WELCOME TO MIDDLE AGE

Well I finally did it. I finally came out in public and asked for a free cup of coffee with my ScotRail Thrifty Club 50 card. To be honest, I only plucked up the courage as I was with my elderly parents-in law and thought that I may pass it off as one of theirs as I asked for three coffees and flashed the card so quickly, that he wouldn’t be able to see my jauntily angled, glamorous headshot beaming out at him from the blue plastic. Sadly, the coffee wasn’t worth waiting for, as annoyingly it was half the size of the other two, probably because, I surmised through gritted teeth, they think I may need frequent trips to the toilet if I consume a normal cup of coffee. And we wouldn’t want that would we madam, numerous fifty something’s queuing for the toilets and all hyped up on caffeine? We don’t want any trouble. Doubly annoying, was the fact that he handed it straight to me and not my mother-in-law, there wasn’t even a hint of hesitation which was another blow to the ego on top of the trainee in the hairdressers last week, asking if I preferred any particular magazine. Giving her a free rein to make a choice was not a good idea. No Elle, Marie Clare or Cosmo for me, she gave me bloody House Beautiful and Homes and Gardens, obviously to go with my greying hair. So depressing.
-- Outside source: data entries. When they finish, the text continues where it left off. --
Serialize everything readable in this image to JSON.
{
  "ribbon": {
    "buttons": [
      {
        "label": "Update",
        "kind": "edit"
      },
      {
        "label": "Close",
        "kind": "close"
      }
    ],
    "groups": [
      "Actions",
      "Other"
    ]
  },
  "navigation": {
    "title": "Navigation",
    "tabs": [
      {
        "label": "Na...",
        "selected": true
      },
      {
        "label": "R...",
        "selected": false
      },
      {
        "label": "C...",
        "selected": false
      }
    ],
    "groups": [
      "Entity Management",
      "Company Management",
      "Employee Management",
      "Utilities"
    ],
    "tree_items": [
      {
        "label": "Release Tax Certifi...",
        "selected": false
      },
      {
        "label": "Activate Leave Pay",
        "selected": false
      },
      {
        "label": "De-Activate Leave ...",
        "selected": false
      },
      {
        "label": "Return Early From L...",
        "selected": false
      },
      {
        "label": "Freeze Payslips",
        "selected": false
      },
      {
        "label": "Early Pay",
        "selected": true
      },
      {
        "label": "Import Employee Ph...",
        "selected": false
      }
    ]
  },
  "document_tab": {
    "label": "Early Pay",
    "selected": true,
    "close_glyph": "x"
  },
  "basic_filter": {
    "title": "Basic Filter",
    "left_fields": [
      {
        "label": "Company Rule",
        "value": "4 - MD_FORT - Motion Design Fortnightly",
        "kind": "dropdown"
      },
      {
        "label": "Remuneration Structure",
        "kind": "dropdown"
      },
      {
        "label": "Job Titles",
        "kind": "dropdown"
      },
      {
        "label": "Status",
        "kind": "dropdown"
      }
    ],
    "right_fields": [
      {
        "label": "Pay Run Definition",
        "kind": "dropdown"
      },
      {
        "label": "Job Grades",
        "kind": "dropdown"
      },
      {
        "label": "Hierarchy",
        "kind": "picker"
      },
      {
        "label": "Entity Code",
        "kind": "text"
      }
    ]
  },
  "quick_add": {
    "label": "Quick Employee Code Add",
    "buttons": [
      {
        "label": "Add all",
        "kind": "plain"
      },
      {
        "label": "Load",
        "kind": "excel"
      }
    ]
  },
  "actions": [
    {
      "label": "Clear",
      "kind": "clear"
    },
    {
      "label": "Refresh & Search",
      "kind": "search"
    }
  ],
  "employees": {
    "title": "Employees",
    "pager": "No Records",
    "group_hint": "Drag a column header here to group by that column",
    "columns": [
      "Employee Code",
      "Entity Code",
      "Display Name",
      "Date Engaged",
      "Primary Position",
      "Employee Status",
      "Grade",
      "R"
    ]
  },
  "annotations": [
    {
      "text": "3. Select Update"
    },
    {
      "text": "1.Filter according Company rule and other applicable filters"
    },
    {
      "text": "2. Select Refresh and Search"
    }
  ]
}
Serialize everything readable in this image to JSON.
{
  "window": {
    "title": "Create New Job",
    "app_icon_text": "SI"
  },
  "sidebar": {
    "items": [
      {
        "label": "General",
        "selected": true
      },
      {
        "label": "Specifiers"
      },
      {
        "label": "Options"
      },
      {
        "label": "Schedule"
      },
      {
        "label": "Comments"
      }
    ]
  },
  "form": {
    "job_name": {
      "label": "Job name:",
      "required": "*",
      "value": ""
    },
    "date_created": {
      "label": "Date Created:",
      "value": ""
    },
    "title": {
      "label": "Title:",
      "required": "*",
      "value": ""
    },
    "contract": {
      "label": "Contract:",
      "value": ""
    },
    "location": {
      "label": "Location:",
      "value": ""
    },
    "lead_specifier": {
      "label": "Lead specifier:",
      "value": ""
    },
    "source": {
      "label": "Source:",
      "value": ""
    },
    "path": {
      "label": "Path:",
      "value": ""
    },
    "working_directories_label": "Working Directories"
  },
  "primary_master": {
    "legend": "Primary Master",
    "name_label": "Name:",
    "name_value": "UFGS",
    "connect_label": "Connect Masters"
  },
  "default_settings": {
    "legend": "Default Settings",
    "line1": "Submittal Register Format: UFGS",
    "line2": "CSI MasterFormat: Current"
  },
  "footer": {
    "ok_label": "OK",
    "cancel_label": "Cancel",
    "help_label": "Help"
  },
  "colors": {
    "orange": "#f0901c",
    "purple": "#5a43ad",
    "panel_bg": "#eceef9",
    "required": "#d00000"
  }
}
Anyway, when my Thrifty Fifty card arrived, it was accompanied by a nice little flyer which advertised the many benefits of admitting to being middle aged. Aside from the travel discounts and the miniature coffee, (but only one per journey Madam), the leaflet enticingly offered discounts on events, concerts and entrance to venues. T in the Park? The Hydro? Groove Inverness? Not a chance. Madam, you are a mature woman now, please show some decorum. It’s the National Trust, The Hampden Experience and classical concerts for you. You can groove if you want to my dear, as long as you stay in your seat. Don’t get me wrong, I love a stately home as much as the next person, but I’d rather be living in one than visiting and I’d obviously naively assumed that National Trust discount was more ‘Senior Railcard’ than ‘Nifty, thrifty, fifty’. I would love to meet the researchers behind the marketing, I wonder whether any of the team are over thirty?

As I write this, I am once again sitting on a train, this time heading to London Paddington from Oxford. You can tell it’s the South East as there are four carriages for First Class. Inverness Edinburgh has 8 seats if you’re lucky. Even the announcer sounds more like an airline pilot. I used to commute on this train every morning from Oxford to Reading, in the days when there were individual compartments with sliding doors, like the Harry Potter train for my younger readers,(if I have any), but without steam, (I’m not that old), or chocolate frogs. It was always warm and cosy with it’s under seat heaters, glorious on a cold winter morning when my feet were frozen to my eighties, synthetic stilettos. Sadly, while quicker, it is not quite as cosy on this train, in fact I am a tad chilly and there is no trolley and a train journey is just not the same without the trolley and it’s dodgy coffee, which is always too strong. Of course it’s not helped by the fact that two milk sachets, (the new cows udder shaped ones are mildly more manageable than playing Russian roulette with the mini long life milk cartons), are simply not sufficient. And no trolley also means that I don’t get the opportunity to grapple with my conscience again as I try to choose between a Kit Kat, Sour Cream Pringles or a packet of Kettle Chips. For the trolley, in my opinion is the highlight of a jaunt out of Inverness, a cosy accompaniment to the joy of gliding through the majestic beauty of the Scottish Highlands,a totally underrated service that brings happiness to many. Lord help the messenger who has to deliver the “No Trolley on this service” announcement to a train full of Highlanders on a day oot.

So, Scotrail Marketing team, you need to up your game. While I admit that the aforementioned rant and my admission that I’m turned on by the trolley service, may in fact indicate that I’m slowly turning into a fifty something grumpy old bag, I’m not quite ready for your depressing pigeon hole. I can still manage to drink a normal sized coffee without having to pee fifteen minutes later, I do not yet have grandchildren that I want to take to the Zoo and I would prefer a Cosmopolitan and a day out at the Spa than 2 for 1 tickets to The Scottish Maritime Museum. Fifty something I may be, ready for walking tours I am not.

Although if the 2 for 1 walking tour involved cocktail bars, I could possibly be persuaded.